A reader responds about the Google "Omnibox," an address bar/search box combo described in the recent feature "Internet Explorer to the 9s" (January, 2011):
"Google innovated on top of [search boxes located right in the browser] by making the Chrome address bar for URLs also serve as a search box." Well, IE 8 does this, too. If you place a pre-pending '?' (plus a space afterwards) and then type what you want to search for, it works. Try it.
There's a lot that IE 8 does that's not generally known. Microsoft marketing could be better.

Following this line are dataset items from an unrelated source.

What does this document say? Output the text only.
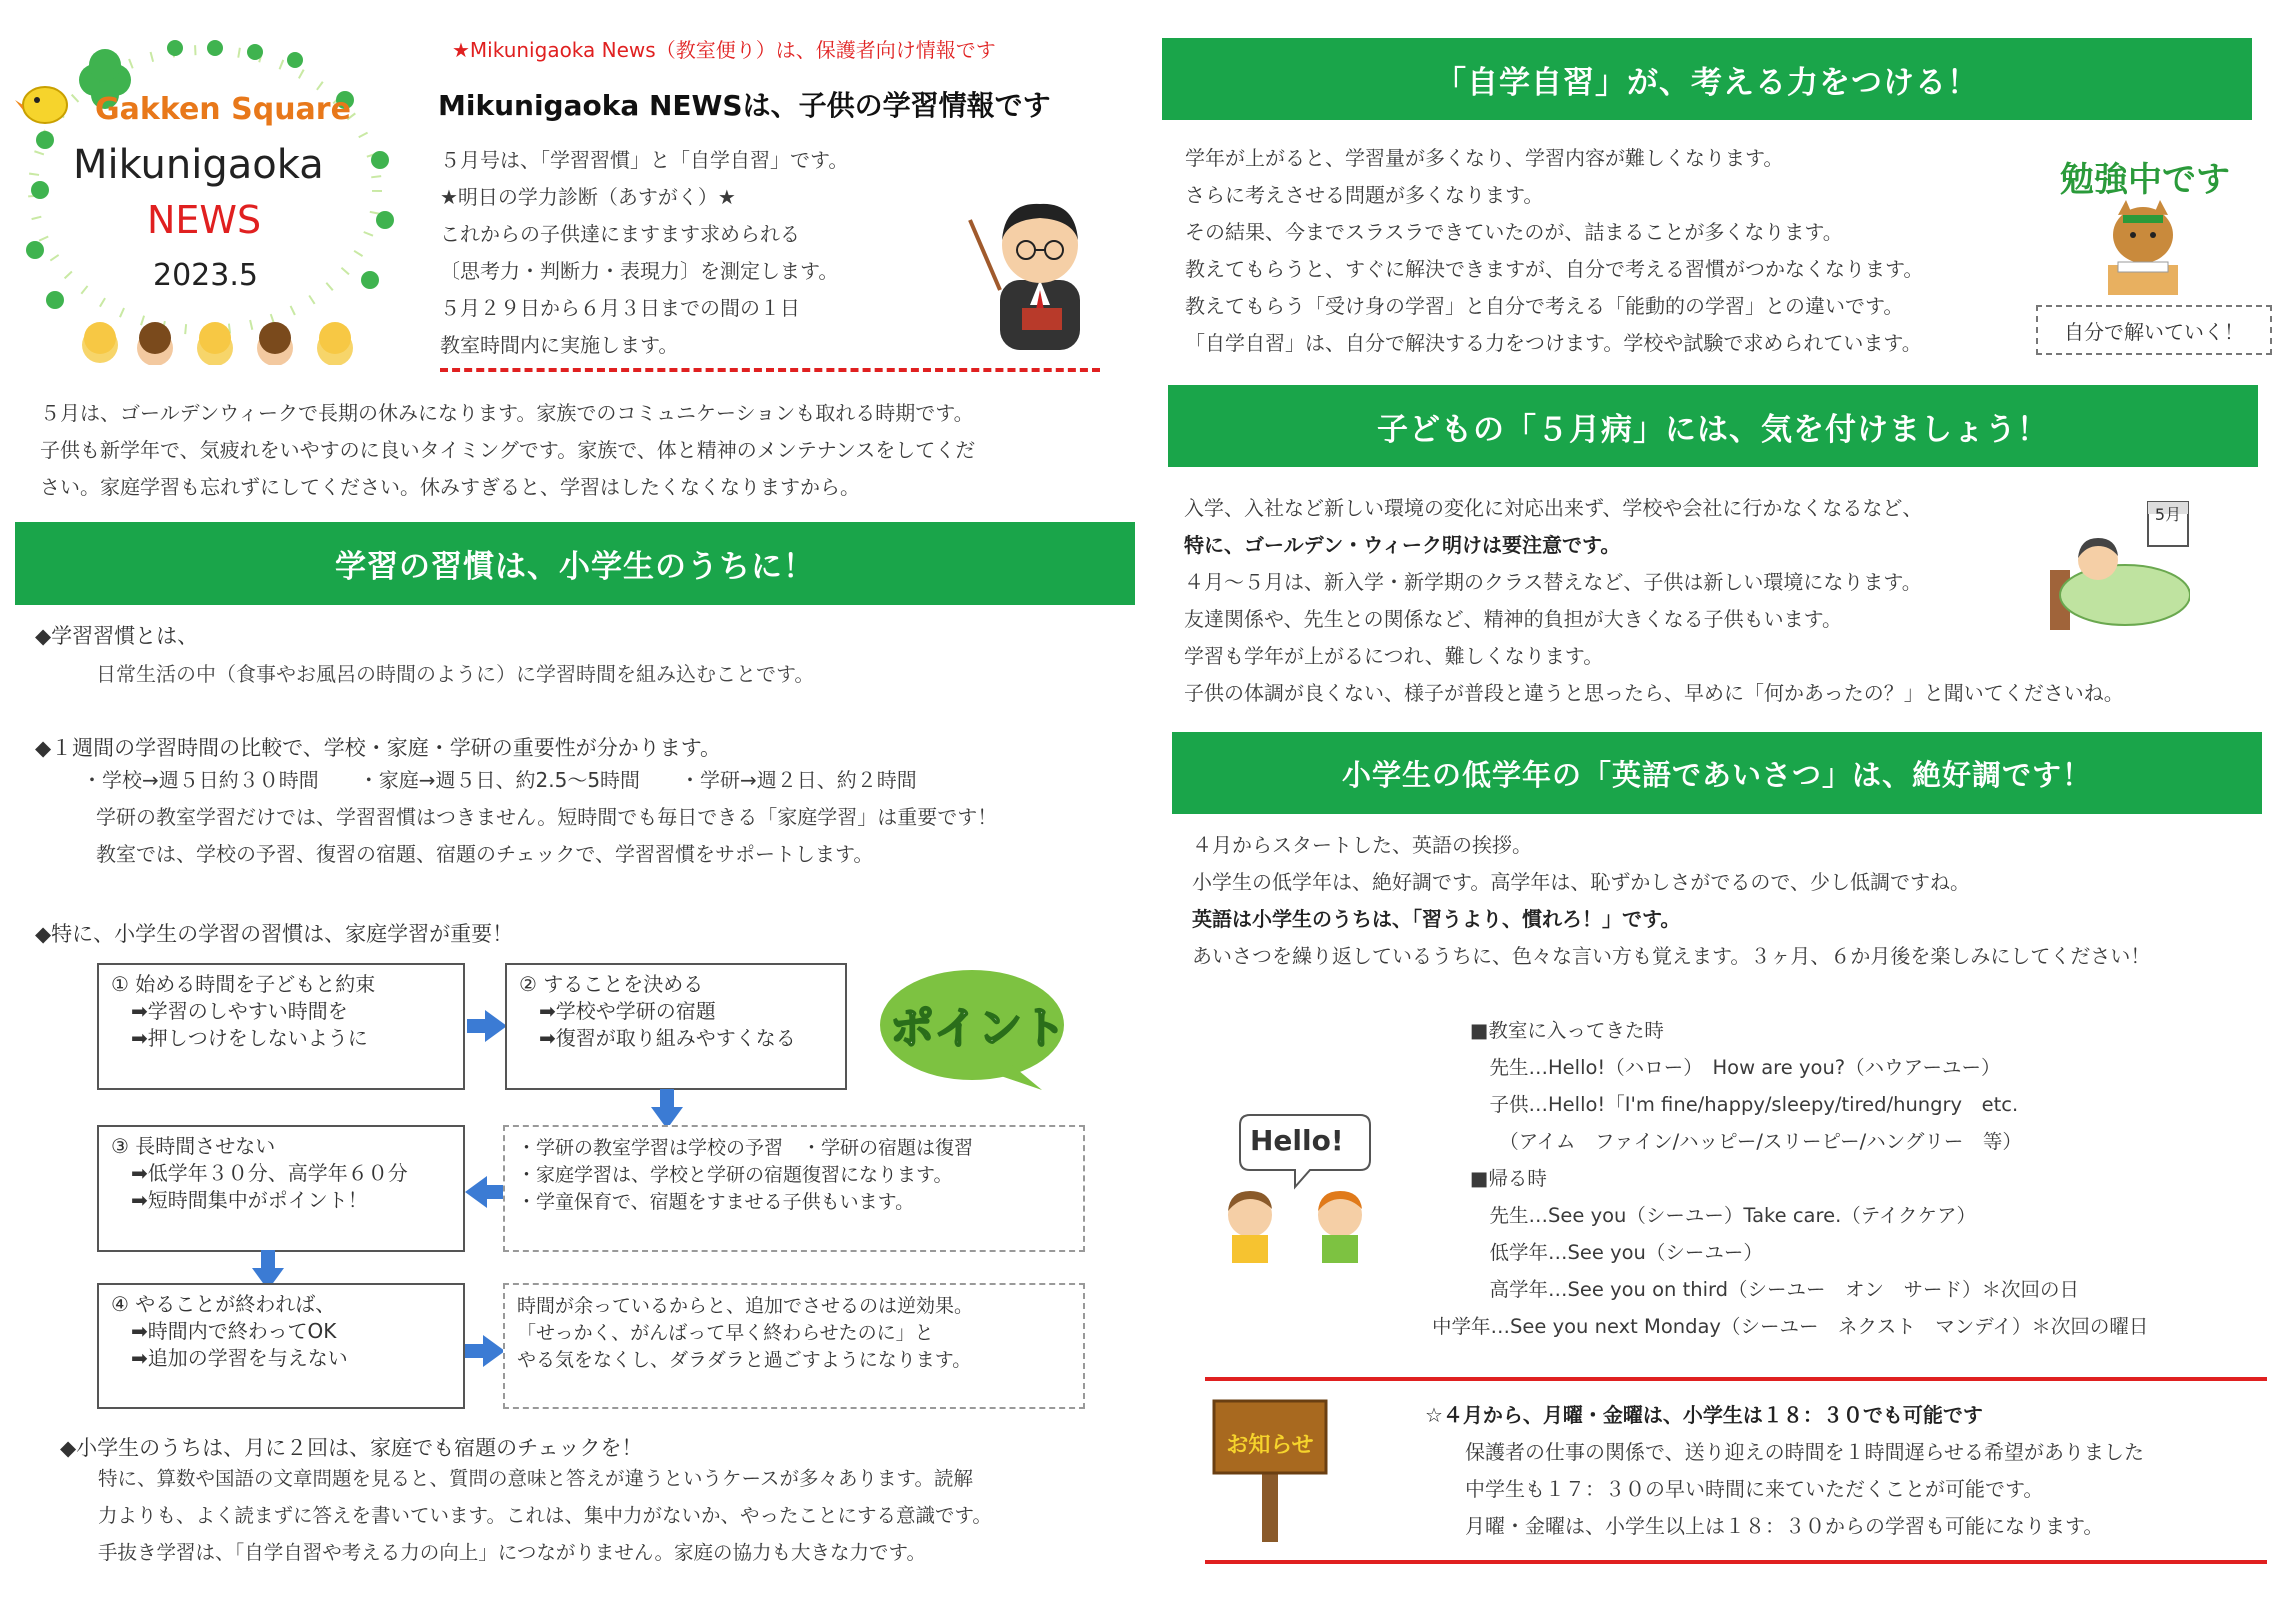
Gakken Square
Mikunigaoka
NEWS
2023.5
★Mikunigaoka News（教室便り）は、保護者向け情報です
Mikunigaoka NEWSは、子供の学習情報です
５月号は、「学習習慣」と「自学自習」です。
★明日の学力診断（あすがく）★
これからの子供達にますます求められる
〔思考力・判断力・表現力〕を測定します。
５月２９日から６月３日までの間の１日
教室時間内に実施します。
５月は、ゴールデンウィークで長期の休みになります。家族でのコミュニケーションも取れる時期です。
子供も新学年で、気疲れをいやすのに良いタイミングです。家族で、体と精神のメンテナンスをしてくだ
さい。家庭学習も忘れずにしてください。休みすぎると、学習はしたくなくなりますから。
学習の習慣は、小学生のうちに！
◆学習習慣とは、
日常生活の中（食事やお風呂の時間のように）に学習時間を組み込むことです。
◆１週間の学習時間の比較で、学校・家庭・学研の重要性が分かります。
・学校→週５日約３０時間　　・家庭→週５日、約2.5～5時間　　・学研→週２日、約２時間
学研の教室学習だけでは、学習習慣はつきません。短時間でも毎日できる「家庭学習」は重要です！
教室では、学校の予習、復習の宿題、宿題のチェックで、学習習慣をサポートします。
◆特に、小学生の学習の習慣は、家庭学習が重要！
① 始める時間を子どもと約束
　➡学習のしやすい時間を
　➡押しつけをしないように
② することを決める
　➡学校や学研の宿題
　➡復習が取り組みやすくなる	ポイント
③ 長時間させない
　➡低学年３０分、高学年６０分
　➡短時間集中がポイント！
・学研の教室学習は学校の予習　・学研の宿題は復習
・家庭学習は、学校と学研の宿題復習になります。
・学童保育で、宿題をすませる子供もいます。
④ やることが終われば、
　➡時間内で終わってOK
　➡追加の学習を与えない
時間が余っているからと、追加でさせるのは逆効果。
「せっかく、がんばって早く終わらせたのに」と
やる気をなくし、ダラダラと過ごすようになります。
◆小学生のうちは、月に２回は、家庭でも宿題のチェックを！
特に、算数や国語の文章問題を見ると、質問の意味と答えが違うというケースが多々あります。読解
力よりも、よく読まずに答えを書いています。これは、集中力がないか、やったことにする意識です。
手抜き学習は、「自学自習や考える力の向上」につながりません。家庭の協力も大きな力です。
「自学自習」が、考える力をつける！
学年が上がると、学習量が多くなり、学習内容が難しくなります。
さらに考えさせる問題が多くなります。
その結果、今までスラスラできていたのが、詰まることが多くなります。
教えてもらうと、すぐに解決できますが、自分で考える習慣がつかなくなります。
教えてもらう「受け身の学習」と自分で考える「能動的の学習」との違いです。
「自学自習」は、自分で解決する力をつけます。学校や試験で求められています。
勉強中です
自分で解いていく！
子どもの「５月病」には、気を付けましょう！
入学、入社など新しい環境の変化に対応出来ず、学校や会社に行かなくなるなど、
特に、ゴールデン・ウィーク明けは要注意です。
４月～５月は、新入学・新学期のクラス替えなど、子供は新しい環境になります。
友達関係や、先生との関係など、精神的負担が大きくなる子供もいます。
学習も学年が上がるにつれ、難しくなります。
子供の体調が良くない、様子が普段と違うと思ったら、早めに「何かあったの？」と聞いてくださいね。
5月
小学生の低学年の「英語であいさつ」は、絶好調です！
４月からスタートした、英語の挨拶。
小学生の低学年は、絶好調です。高学年は、恥ずかしさがでるので、少し低調ですね。
英語は小学生のうちは、「習うより、慣れろ！」です。
あいさつを繰り返しているうちに、色々な言い方も覚えます。３ヶ月、６か月後を楽しみにしてください！
Hello!
■教室に入ってきた時
　先生…Hello!（ハロー）　How are you?（ハウアーユー）
　子供…Hello!「I'm fine/happy/sleepy/tired/hungry　etc.
　　（アイム　ファイン/ハッピー/スリーピー/ハングリー　等）
■帰る時
　先生…See you（シーユー）Take care.（テイクケア）
　低学年…See you（シーユー）
　高学年…See you on third（シーユー　オン　サード）＊次回の日
中学年…See you next Monday（シーユー　ネクスト　マンデイ）＊次回の曜日
お知らせ
☆４月から、月曜・金曜は、小学生は１８：３０でも可能です
保護者の仕事の関係で、送り迎えの時間を１時間遅らせる希望がありました
中学生も１７：３０の早い時間に来ていただくことが可能です。
月曜・金曜は、小学生以上は１８：３０からの学習も可能になります。
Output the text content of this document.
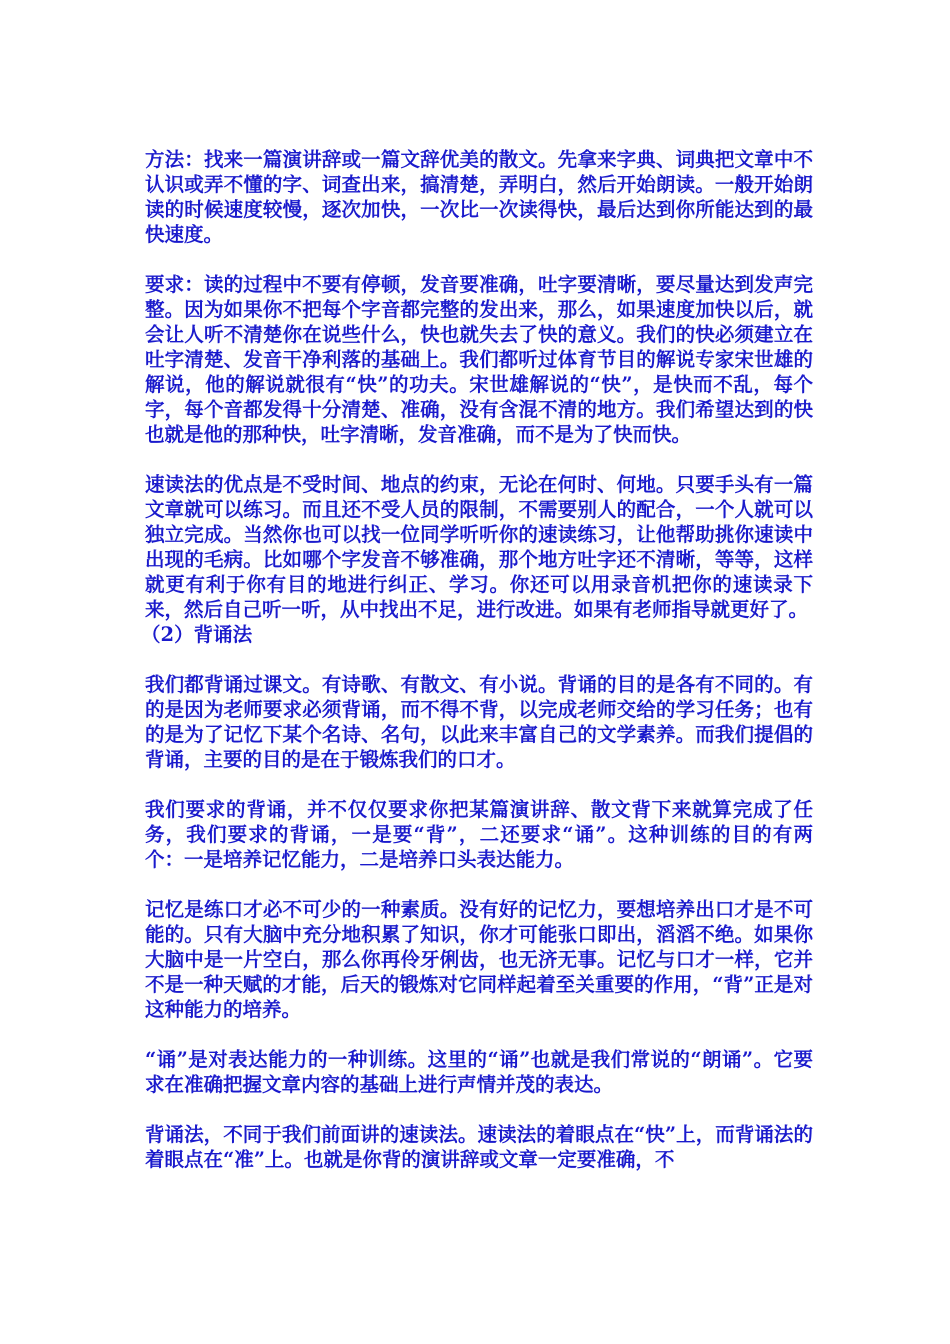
方法：找来一篇演讲辞或一篇文辞优美的散文。先拿来字典、词典把文章中不认识或弄不懂的字、词查出来，搞清楚，弄明白，然后开始朗读。一般开始朗读的时候速度较慢，逐次加快，一次比一次读得快，最后达到你所能达到的最快速度。

要求：读的过程中不要有停顿，发音要准确，吐字要清晰，要尽量达到发声完整。因为如果你不把每个字音都完整的发出来，那么，如果速度加快以后，就会让人听不清楚你在说些什么，快也就失去了快的意义。我们的快必须建立在吐字清楚、发音干净利落的基础上。我们都听过体育节目的解说专家宋世雄的解说，他的解说就很有“快”的功夫。宋世雄解说的“快”，是快而不乱，每个字，每个音都发得十分清楚、准确，没有含混不清的地方。我们希望达到的快也就是他的那种快，吐字清晰，发音准确，而不是为了快而快。

速读法的优点是不受时间、地点的约束，无论在何时、何地。只要手头有一篇文章就可以练习。而且还不受人员的限制，不需要别人的配合，一个人就可以独立完成。当然你也可以找一位同学听听你的速读练习，让他帮助挑你速读中出现的毛病。比如哪个字发音不够准确，那个地方吐字还不清晰，等等，这样就更有利于你有目的地进行纠正、学习。你还可以用录音机把你的速读录下来，然后自己听一听，从中找出不足，进行改进。如果有老师指导就更好了。

（2）背诵法

我们都背诵过课文。有诗歌、有散文、有小说。背诵的目的是各有不同的。有的是因为老师要求必须背诵，而不得不背，以完成老师交给的学习任务；也有的是为了记忆下某个名诗、名句，以此来丰富自己的文学素养。而我们提倡的背诵，主要的目的是在于锻炼我们的口才。

我们要求的背诵，并不仅仅要求你把某篇演讲辞、散文背下来就算完成了任务，我们要求的背诵，一是要“背”，二还要求“诵”。这种训练的目的有两个：一是培养记忆能力，二是培养口头表达能力。

记忆是练口才必不可少的一种素质。没有好的记忆力，要想培养出口才是不可能的。只有大脑中充分地积累了知识，你才可能张口即出，滔滔不绝。如果你大脑中是一片空白，那么你再伶牙俐齿，也无济无事。记忆与口才一样，它并不是一种天赋的才能，后天的锻炼对它同样起着至关重要的作用，“背”正是对这种能力的培养。

“诵”是对表达能力的一种训练。这里的“诵”也就是我们常说的“朗诵”。它要求在准确把握文章内容的基础上进行声情并茂的表达。

背诵法，不同于我们前面讲的速读法。速读法的着眼点在“快”上，而背诵法的着眼点在“准”上。也就是你背的演讲辞或文章一定要准确，不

In a Jan. 15 blog post ("New Year, New Microsoft Flaws"), Redmond Executive Editor of Features Lee Pender wrote about an active Microsoft security flaw revealed by Google. He asked, "Is Google acting irresponsibly by disclosing un-patched Microsoft flaws?" Here, readers respond:
Anyone who finds a security risk in any software and makes it public instead of letting the software maker know about it is irresponsible. In addition, they should be held responsible for any "hacks" created after it was made public, because they told everyone about it. Google is very unethical in how it runs its business, and will do anything it can to hurt the competition.
When Google informs the public instead of Microsoft, yes. That's like crying "Fire!" in your competitor's restaurant, instead of telling the waiter the stove is flaming a little too high.
If the product is defective, remove it from the public. Don't beat up the whistleblower.
Having given Microsoft more than adequate notice (nearly six months), I think it was perfectly fair to release the information.